C'est le résultat d'une enquête de l'UFC-Que Choisir qui a interrogé près de 3.000 médecins répartis dans 78 départements. Selon l'association, 44% des médecins généralistes en France refusent de devenir le médecin traitant de nouveaux patients. Si en région Centre-Val-de-Loire le pourcentage est même encore plus élevé (48%), en Indre-et-Loire il n'est que de 35% selon l'association de consommateurs

On prend déjà 40 patients par jour de 8h à 21h

Des résultats qui ne surprennent pas Christophe Geniès médecin à St-Cyr-sur-Loire et vice-président du conseil de l'ordre des médecins dans le département : "je ne suis pas surpris. On prend de nouveaux patients au compte goutte, et les causes sont très simples. Quand vous travaillez de 8 h du matin à 21 h le soir, et que vous voyez entre 35 et 40 patients par jour, je comprends qu'ils ne soient pas très contents. Mais que dirait-il si leur médecin passait à côté d'un diagnostic et donc fasse mal son travail ? On a pris les devants, on va agrandir le cabinet. On a pris deux nouveaux médecins. On va pouvoir reprendre en charge les patients mais à titre personnel, je ne peux pas absorber plus qu'au niveau où je suis déjà"
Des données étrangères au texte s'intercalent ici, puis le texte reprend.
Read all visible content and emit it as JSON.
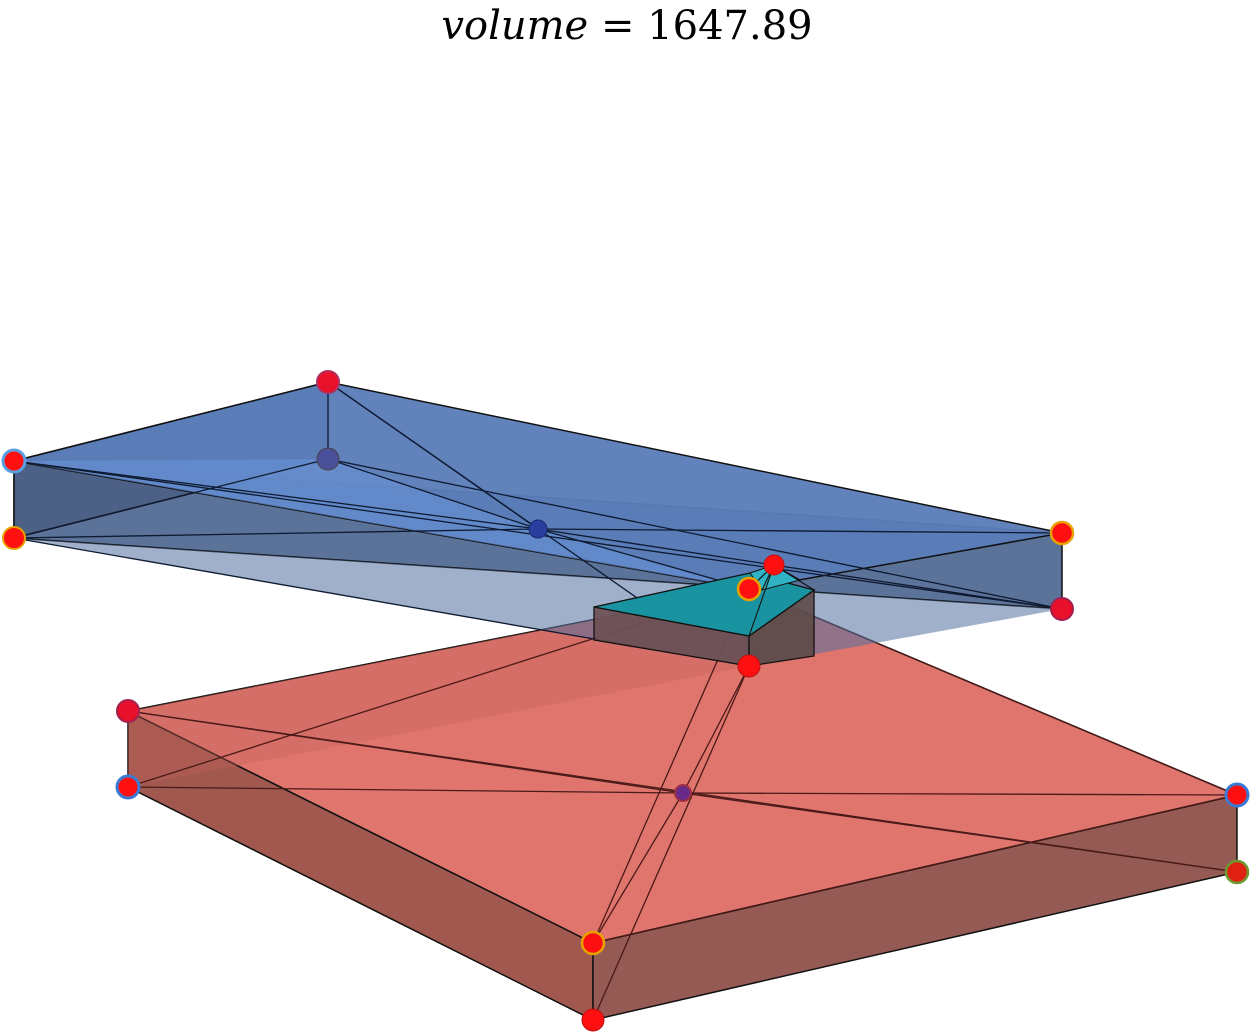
{
  "title": {
    "variable": "volume",
    "operator": " = ",
    "value": "1647.89"
  },
  "colors": {
    "blue_face": "#5a7fc4",
    "blue_dark": "#3f5a85",
    "red_face": "#dd6b62",
    "red_dark": "#8f4a44",
    "cyan_face": "#1a9aa8",
    "vertex_red": "#ff1010",
    "vertex_blue_ring": "#3a7bd5",
    "vertex_orange_ring": "#e8a200",
    "vertex_navy": "#2a3ea0",
    "edge": "#10151f"
  },
  "shapes": {
    "upper_prism": "blue slab",
    "lower_prism": "red slab",
    "intersection": "cyan wedge"
  }
}
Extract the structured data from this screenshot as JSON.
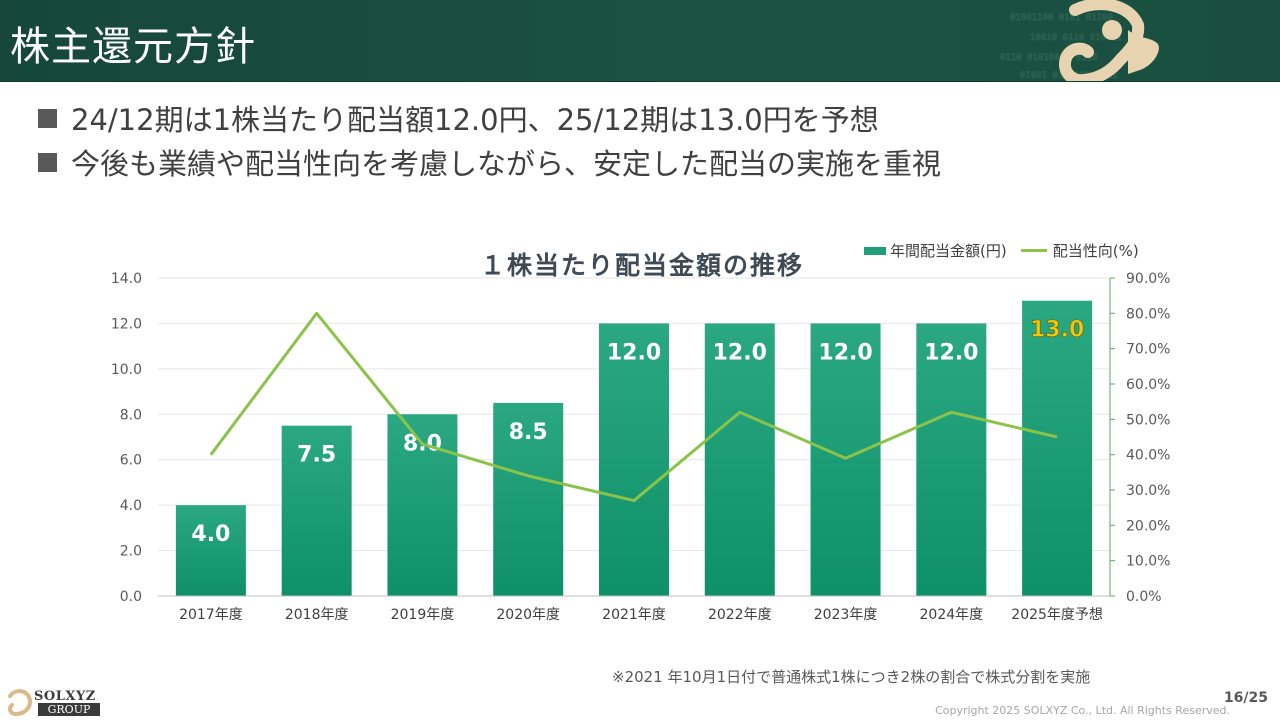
{
  "header": {
    "title": "株主還元方針"
  },
  "bullets": [
    "24/12期は1株当たり配当額12.0円、25/12期は13.0円を予想",
    "今後も業績や配当性向を考慮しながら、安定した配当の実施を重視"
  ],
  "chart_data": {
    "type": "bar",
    "title": "１株当たり配当金額の推移",
    "categories": [
      "2017年度",
      "2018年度",
      "2019年度",
      "2020年度",
      "2021年度",
      "2022年度",
      "2023年度",
      "2024年度",
      "2025年度予想"
    ],
    "series": [
      {
        "name": "年間配当金額(円)",
        "type": "bar",
        "axis": "left",
        "values": [
          4.0,
          7.5,
          8.0,
          8.5,
          12.0,
          12.0,
          12.0,
          12.0,
          13.0
        ],
        "labels": [
          "4.0",
          "7.5",
          "8.0",
          "8.5",
          "12.0",
          "12.0",
          "12.0",
          "12.0",
          "13.0"
        ]
      },
      {
        "name": "配当性向(%)",
        "type": "line",
        "axis": "right",
        "values": [
          40.0,
          80.0,
          43.0,
          34.0,
          27.0,
          52.0,
          39.0,
          52.0,
          45.0
        ]
      }
    ],
    "y_left": {
      "lim": [
        0,
        14
      ],
      "ticks": [
        "0.0",
        "2.0",
        "4.0",
        "6.0",
        "8.0",
        "10.0",
        "12.0",
        "14.0"
      ]
    },
    "y_right": {
      "lim": [
        0,
        90
      ],
      "ticks": [
        "0.0%",
        "10.0%",
        "20.0%",
        "30.0%",
        "40.0%",
        "50.0%",
        "60.0%",
        "70.0%",
        "80.0%",
        "90.0%"
      ]
    },
    "grid": true,
    "legend": "top-right",
    "colors": {
      "bar": "#1f9e78",
      "line": "#8bc34a",
      "label": "#ffffff",
      "forecast_label": "#f2c80f"
    }
  },
  "footnote": "※2021 年10月1日付で普通株式1株につき2株の割合で株式分割を実施",
  "page_number": "16/25",
  "copyright": "Copyright  2025 SOLXYZ Co., Ltd. All Rights Reserved.",
  "logo": {
    "name": "SOLXYZ",
    "sub": "GROUP"
  }
}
Selon Christophe Geniès, cette situation est le résultat de l'instauration du Numerus clausus en France dans les années 70 pour les études de médecine. Une décision destinée à faire des économies mais qui a été, selon lui, une énorme erreur. Il faudra plus de 10 ans pour rectifier le tir depuis la suppression de ces quotas.